Environmental Biotechnology & Genomics Division, CSIR-National Environmental Engineering Research Institute (NEERI), Nehru Marg, Nagpur 440020, India; Academy of Scientific and Innovative Research (AcSIR), Ghaziabad 201002, India.
Environmental Biotechnology & Genomics Division, CSIR-National Environmental Engineering Research Institute (NEERI), Nehru Marg, Nagpur 440020, India; Academy of Scientific and Innovative Research (AcSIR), Ghaziabad 201002, India.
J Microbiol Methods. 2024 Aug;223:106953. doi: 10.1016/j.mimet.2024.106953. Epub 2024 May 14.
The microbial composition and stress molecules are main drivers influencing the development and spread of antibiotic resistance bacteria (ARBs) and genes (ARGs) in the environment. A reliable and rapid method for identifying associations between microbiome composition and resistome remains challenging. In the present study, secondary metagenome data of sewage and hospital wastewaters were assessed for differential taxonomic and ARG profiling. Subsequently, Random Forest (RF)-based ML models were used to predict ARG profiles based on taxonomic composition and model validation on hospital wastewaters. Total ARG abundance was significantly higher in hospital wastewaters (15 ppm) than sewage (5 ppm), while the resistance towards methicillin, carbapenem, and fluoroquinolone were predominant. Although, Pseudomonas constituted major fraction, Streptomyces, Enterobacter, and Klebsiella were characteristic of hospital wastewaters. Prediction modeling showed that the relative abundance of pathogenic genera Escherichia, Vibrio, and Pseudomonas contributed most towards variations in total ARG count. Moreover, the model was able to identify host-specific patterns for contributing taxa and related ARGs with >90% accuracy in predicting the ARG subtype abundance. More than >80% accuracy was obtained for hospital wastewaters, demonstrating that the model can be validly extrapolated to different types of wastewater systems. Findings from the study showed that the ML approach could identify ARG profile based on bacterial composition including 16S rDNA amplicon data, and can serve as a viable alternative to metagenomic binning for identification of potential hosts of ARGs. Overall, this study demonstrates the promising application of ML techniques for predicting the spread of ARGs and provides guidance for early warning of ARBs emergence.

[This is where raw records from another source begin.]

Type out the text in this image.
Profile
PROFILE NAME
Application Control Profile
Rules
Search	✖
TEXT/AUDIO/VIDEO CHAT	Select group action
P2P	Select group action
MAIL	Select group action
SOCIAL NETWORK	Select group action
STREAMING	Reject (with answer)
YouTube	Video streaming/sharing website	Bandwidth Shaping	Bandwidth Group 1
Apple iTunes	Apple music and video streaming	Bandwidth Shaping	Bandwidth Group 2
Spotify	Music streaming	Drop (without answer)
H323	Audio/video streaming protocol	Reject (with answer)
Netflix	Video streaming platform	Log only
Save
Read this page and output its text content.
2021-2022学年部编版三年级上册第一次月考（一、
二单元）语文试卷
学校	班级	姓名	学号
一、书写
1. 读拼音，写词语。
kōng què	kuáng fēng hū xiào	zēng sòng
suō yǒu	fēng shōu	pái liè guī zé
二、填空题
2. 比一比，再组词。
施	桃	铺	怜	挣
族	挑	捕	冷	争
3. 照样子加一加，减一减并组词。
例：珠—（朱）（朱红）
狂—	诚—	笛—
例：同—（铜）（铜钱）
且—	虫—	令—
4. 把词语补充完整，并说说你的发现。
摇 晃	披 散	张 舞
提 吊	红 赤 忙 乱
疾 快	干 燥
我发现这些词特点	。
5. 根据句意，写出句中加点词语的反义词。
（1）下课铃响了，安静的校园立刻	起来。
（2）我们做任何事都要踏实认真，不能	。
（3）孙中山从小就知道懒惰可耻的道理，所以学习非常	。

微生物组成和应激分子是影响环境中抗生素耐药细菌 (ARB) 和基因 (ARGs) 发展和传播的主要驱动因素。一种可靠且快速的方法来识别微生物组组成和抗药性之间的关联仍然具有挑战性。在本研究中,评估了污水和医院废水的二级宏基因组数据,以进行分类和 ARG 差异分析。随后,使用基于随机森林 (RF) 的 ML 模型根据分类组成预测 ARG 图谱,并在医院废水中进行模型验证。医院废水中的总 ARG 丰度(15 ppm)明显高于污水(5 ppm),而对甲氧西林、碳青霉烯和氟喹诺酮的耐药性则占主导地位。尽管假单胞菌构成了主要部分,但肠杆菌科的肠杆菌、克雷伯氏菌和链霉菌是医院废水的特征。预测模型表明,致病性属大肠杆菌、弧菌和假单胞菌的相对丰度对总 ARG 计数的变化贡献最大。此外,该模型能够识别宿主特异性模式,对于分类群和相关 ARGs,其预测 ARG 亚型丰度的准确率>90%。对于医院废水,准确率>80%,表明该模型可以有效地外推到不同类型的废水系统。该研究的结果表明,ML 方法可以根据细菌组成(包括 16S rDNA 扩增子数据)识别 ARG 图谱,并可作为宏基因组 binning 的可行替代方法,用于鉴定 ARGs 的潜在宿主。总的来说,这项研究表明了 ML 技术在预测 ARGs 传播方面的应用前景,并为 ARB 出现的早期预警提供了指导。